We know that the rate constant of any given reaction is equal to the sum of the number of moles of the product upon the sum of the number of moles of the reactant. This division is further divided by the volume of the reacting substance to get the rate constant. It is expressed as:
\[K=\dfrac{{{n}_{p1}}+{{n}_{p2}}}{{{n}_{r}}\times V}\]
Where, $K$ is the rate constant, ${{n}_{p}}$ are the number of moles of product 1 and product 2, ${{n}_{r}}$ is the number of moles of reactants, and $V$ is the volume of the reactant. We will use this formula to devise the formulae that will be required to calculate ${{K}_{1}}$ and ${{K}_{2}}$. According to this, the formulae are:
\[{{K}_{1}}=\dfrac{{{n}_{C{{H}_{4}}}}+{{n}_{C{{O}_{2}}}}}{{{n}_{C{{H}_{3}}COOH}}\times V}\]
Similarly,
\[{{K}_{2}}=\dfrac{{{n}_{C{{H}_{2}}CO}}+{{n}_{{{H}_{2}}O}}}{{{n}_{C{{H}_{3}}COOH}}\times V}\]
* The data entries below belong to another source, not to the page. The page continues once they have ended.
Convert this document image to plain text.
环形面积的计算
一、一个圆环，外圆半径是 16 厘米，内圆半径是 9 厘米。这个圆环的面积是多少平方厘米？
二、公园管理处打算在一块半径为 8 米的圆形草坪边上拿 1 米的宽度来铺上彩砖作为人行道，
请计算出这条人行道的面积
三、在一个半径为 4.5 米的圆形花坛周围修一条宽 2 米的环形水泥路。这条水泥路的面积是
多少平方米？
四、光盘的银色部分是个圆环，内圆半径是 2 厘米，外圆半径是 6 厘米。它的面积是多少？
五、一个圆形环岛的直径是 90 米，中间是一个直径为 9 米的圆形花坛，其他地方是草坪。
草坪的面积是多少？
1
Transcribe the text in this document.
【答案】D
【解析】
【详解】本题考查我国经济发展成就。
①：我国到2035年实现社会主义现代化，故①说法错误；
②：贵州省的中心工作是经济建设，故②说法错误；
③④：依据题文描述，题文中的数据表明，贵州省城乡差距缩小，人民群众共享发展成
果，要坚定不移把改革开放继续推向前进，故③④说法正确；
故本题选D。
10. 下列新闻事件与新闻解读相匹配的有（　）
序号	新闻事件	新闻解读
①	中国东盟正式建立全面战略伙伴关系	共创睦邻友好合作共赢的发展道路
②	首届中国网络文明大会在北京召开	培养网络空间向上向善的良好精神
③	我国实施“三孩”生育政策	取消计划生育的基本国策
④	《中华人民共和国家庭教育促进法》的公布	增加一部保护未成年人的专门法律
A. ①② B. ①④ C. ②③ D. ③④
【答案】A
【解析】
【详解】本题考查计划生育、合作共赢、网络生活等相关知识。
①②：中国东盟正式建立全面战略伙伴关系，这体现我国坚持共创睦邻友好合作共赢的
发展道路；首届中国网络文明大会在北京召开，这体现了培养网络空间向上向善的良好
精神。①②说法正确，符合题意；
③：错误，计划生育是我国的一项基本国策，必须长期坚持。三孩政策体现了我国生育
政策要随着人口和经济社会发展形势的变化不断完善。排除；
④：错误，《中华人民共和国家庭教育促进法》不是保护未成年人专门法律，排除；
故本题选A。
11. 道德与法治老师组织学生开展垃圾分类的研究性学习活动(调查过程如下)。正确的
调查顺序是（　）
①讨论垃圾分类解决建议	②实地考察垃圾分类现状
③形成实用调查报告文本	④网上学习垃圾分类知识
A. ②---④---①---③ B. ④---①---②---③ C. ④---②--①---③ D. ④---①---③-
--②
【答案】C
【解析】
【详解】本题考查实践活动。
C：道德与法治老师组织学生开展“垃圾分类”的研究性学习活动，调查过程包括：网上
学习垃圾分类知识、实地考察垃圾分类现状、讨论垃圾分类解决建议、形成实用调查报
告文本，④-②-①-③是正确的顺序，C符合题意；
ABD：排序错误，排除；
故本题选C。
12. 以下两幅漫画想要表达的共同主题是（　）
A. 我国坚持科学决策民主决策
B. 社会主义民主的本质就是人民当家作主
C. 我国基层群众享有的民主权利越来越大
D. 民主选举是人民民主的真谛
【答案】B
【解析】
Now, we know that the % of $C{{H}_{4}}$ will be equal to the number of moles of $C{{H}_{4}}$ present divided by the total of the number of moles of all the products. To get an expression similar to this, we will calculate $\dfrac{{{K}_{1}}}{{{K}_{1}}+{{K}_{2}}}$. It will be as follows:
\[\begin{align}
& \dfrac{{{K}_{1}}}{{{K}_{1}}+{{K}_{2}}}=\dfrac{\dfrac{{{n}_{C{{H}_{4}}}}+{{n}_{C{{O}_{2}}}}}{{{n}_{C{{H}_{3}}COOH}}\times V}}{\dfrac{{{n}_{C{{H}_{4}}}}+{{n}_{C{{O}_{2}}}}}{{{n}_{C{{H}_{3}}COOH}}\times V}+\dfrac{{{n}_{C{{H}_{2}}CO}}+{{n}_{{{H}_{2}}O}}}{{{n}_{C{{H}_{3}}COOH}}\times V}} \\
& \dfrac{{{K}_{1}}}{{{K}_{1}}+{{K}_{2}}}=\dfrac{{{n}_{C{{H}_{4}}}}+{{n}_{C{{O}_{2}}}}}{{{n}_{C{{H}_{4}}}}+{{n}_{C{{O}_{2}}}}+{{n}_{C{{H}_{2}}CO}}+{{n}_{{{H}_{2}}O}}} \\
& \dfrac{{{K}_{1}}}{{{K}_{1}}+{{K}_{2}}}=\dfrac{{{n}_{C{{H}_{4}}}}+{{n}_{C{{O}_{2}}}}}{{{n}_{total}}} \\
\end{align}\]
Here, we will assume that ${{n}_{total}}$ is equal to the sum of the number of moles of substance of all the products obtained after dissociation. Now, we know according to the given reaction that the number of moles of carbon dioxide $\left( C{{O}_{2}} \right)$ produced will be equal to the number of moles of methane $\left( C{{H}_{4}} \right)$ produced. So, we can modify the formula to:
\[\begin{align}
& \dfrac{{{K}_{1}}}{{{K}_{1}}+{{K}_{2}}}=\dfrac{2{{n}_{C{{H}_{4}}}}}{{{n}_{total}}} \\
& \dfrac{{{K}_{1}}}{2\left( {{K}_{1}}+{{K}_{2}} \right)}=\dfrac{{{n}_{C{{H}_{4}}}}}{{{n}_{total}}} \\
\end{align}\]
Now, to calculate the percentage, we will multiply both the sides by a factor of 100 and we will get the expression for the value of the % of methane in the product mixture.
\[\begin{align}
& \dfrac{{{n}_{C{{H}_{4}}}}}{{{n}_{total}}}\times 100=\dfrac{{{K}_{1}}}{2\left( {{K}_{1}}+{{K}_{2}} \right)}\times 100 \\
& \dfrac{{{n}_{C{{H}_{4}}}}}{{{n}_{total}}}\times 100=\dfrac{50{{K}_{1}}}{\left( {{K}_{1}}+{{K}_{2}} \right)} \\
\end{align}\]

Hence, the correct answer to this question is option A.

Note: Remember that we do not need to know the volume of the reactant since it is going to get cancelled anyway. We will only require the volume of we need to calculate the actual values of the rate constants and the percentage.